Pascal demanded that BP investigate the workers’ claims. In a meeting in Seattle in late 2004, the company’s lawyers from the firm Vinson & Elkins showed the EPA an internal investigation that—while critical of BP in some aspects—dismissed many of the concerns.
“We did not find any evidence that the allegations regarding data fraud in the CIC program had merit,” the report stated, referring to the corrosion maintenance program.
Pascal remained convinced that an accident was inevitable. She shared her fears with the EPA’s Criminal Investigation Division but said she was told that until an accident occurred, there was nothing to investigate.
Pascal then took her material to the Department of Justice.
“I said I had documents which showed the pipelines were in bad shape and that sooner or later there was going to be some kind of a failure,” she said.
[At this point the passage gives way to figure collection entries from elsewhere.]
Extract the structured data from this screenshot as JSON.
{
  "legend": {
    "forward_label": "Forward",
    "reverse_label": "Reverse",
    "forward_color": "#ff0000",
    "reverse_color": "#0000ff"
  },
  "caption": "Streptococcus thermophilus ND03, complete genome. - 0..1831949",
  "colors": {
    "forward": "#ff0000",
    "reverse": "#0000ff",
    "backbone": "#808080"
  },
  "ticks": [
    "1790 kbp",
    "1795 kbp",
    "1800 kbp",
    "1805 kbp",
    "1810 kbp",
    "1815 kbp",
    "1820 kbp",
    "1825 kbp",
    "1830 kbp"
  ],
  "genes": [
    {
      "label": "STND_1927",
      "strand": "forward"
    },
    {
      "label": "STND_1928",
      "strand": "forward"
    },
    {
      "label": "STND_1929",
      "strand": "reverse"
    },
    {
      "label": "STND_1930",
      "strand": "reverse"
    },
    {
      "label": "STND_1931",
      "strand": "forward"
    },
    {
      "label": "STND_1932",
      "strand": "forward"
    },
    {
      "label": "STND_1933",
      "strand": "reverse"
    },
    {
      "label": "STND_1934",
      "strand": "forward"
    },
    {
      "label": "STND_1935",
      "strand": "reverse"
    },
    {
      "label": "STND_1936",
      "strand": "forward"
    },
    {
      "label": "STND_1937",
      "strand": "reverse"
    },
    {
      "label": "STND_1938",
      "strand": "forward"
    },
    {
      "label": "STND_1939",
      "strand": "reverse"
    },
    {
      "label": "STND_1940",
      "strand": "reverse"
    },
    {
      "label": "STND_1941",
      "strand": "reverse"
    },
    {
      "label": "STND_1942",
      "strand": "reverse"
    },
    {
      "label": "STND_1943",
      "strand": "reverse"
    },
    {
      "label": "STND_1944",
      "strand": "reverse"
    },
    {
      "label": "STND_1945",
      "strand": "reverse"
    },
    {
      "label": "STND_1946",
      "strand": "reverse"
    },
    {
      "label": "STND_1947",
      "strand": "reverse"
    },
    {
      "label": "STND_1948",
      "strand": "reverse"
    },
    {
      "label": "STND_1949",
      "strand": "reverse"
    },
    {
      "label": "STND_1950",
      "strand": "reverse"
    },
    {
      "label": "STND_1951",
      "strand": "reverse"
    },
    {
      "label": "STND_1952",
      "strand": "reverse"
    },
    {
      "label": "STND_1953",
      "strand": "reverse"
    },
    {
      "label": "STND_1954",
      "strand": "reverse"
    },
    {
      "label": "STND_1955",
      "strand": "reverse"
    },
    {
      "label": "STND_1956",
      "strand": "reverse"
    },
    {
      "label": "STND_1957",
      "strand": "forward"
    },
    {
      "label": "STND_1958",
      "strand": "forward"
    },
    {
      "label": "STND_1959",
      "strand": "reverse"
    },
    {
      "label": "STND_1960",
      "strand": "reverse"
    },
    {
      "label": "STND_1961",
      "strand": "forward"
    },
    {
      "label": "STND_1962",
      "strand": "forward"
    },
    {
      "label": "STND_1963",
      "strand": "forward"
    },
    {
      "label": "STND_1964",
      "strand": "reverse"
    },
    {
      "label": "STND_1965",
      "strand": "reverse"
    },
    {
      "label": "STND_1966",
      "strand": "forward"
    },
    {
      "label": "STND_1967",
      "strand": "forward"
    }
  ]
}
An agent from the Federal Bureau of Investigation traveled to the North Slope to poke around but found nothing that could be knitted into a prosecution. The federal government, Pascal was again told, didn’t have jurisdiction to interfere with oil and gas infrastructure unless a crime had been committed or an accident had already happened. In the meantime BP’s five-year probation period had run out, taking most of Pascal’s leverage with it.
“I explored that with all kinds of people and I couldn’t find a jurisdictional way in, other than to let it happen,” she said. “So we had to wait.”
The wait led to 15 workers killed and hundreds injured in the 2005 Texas City refinery blast, to the major Alaskan pipeline spill in 2006–and this year, to the massive Gulf explosion and spill that killed eight workers. All were or will be blamed on cost-cutting gone wild, with complete scorn for weak U.S. regulators.
If the EPA, the White House, OSHA or drilling safety agencies think they can depend on BP’s latest bunch of overblown safety claims, it is on their heads when the next BP worker dies, or the next spill trashes livelihoods and the environment. “Jurisdiction” excuses can’t be etched on tombstones.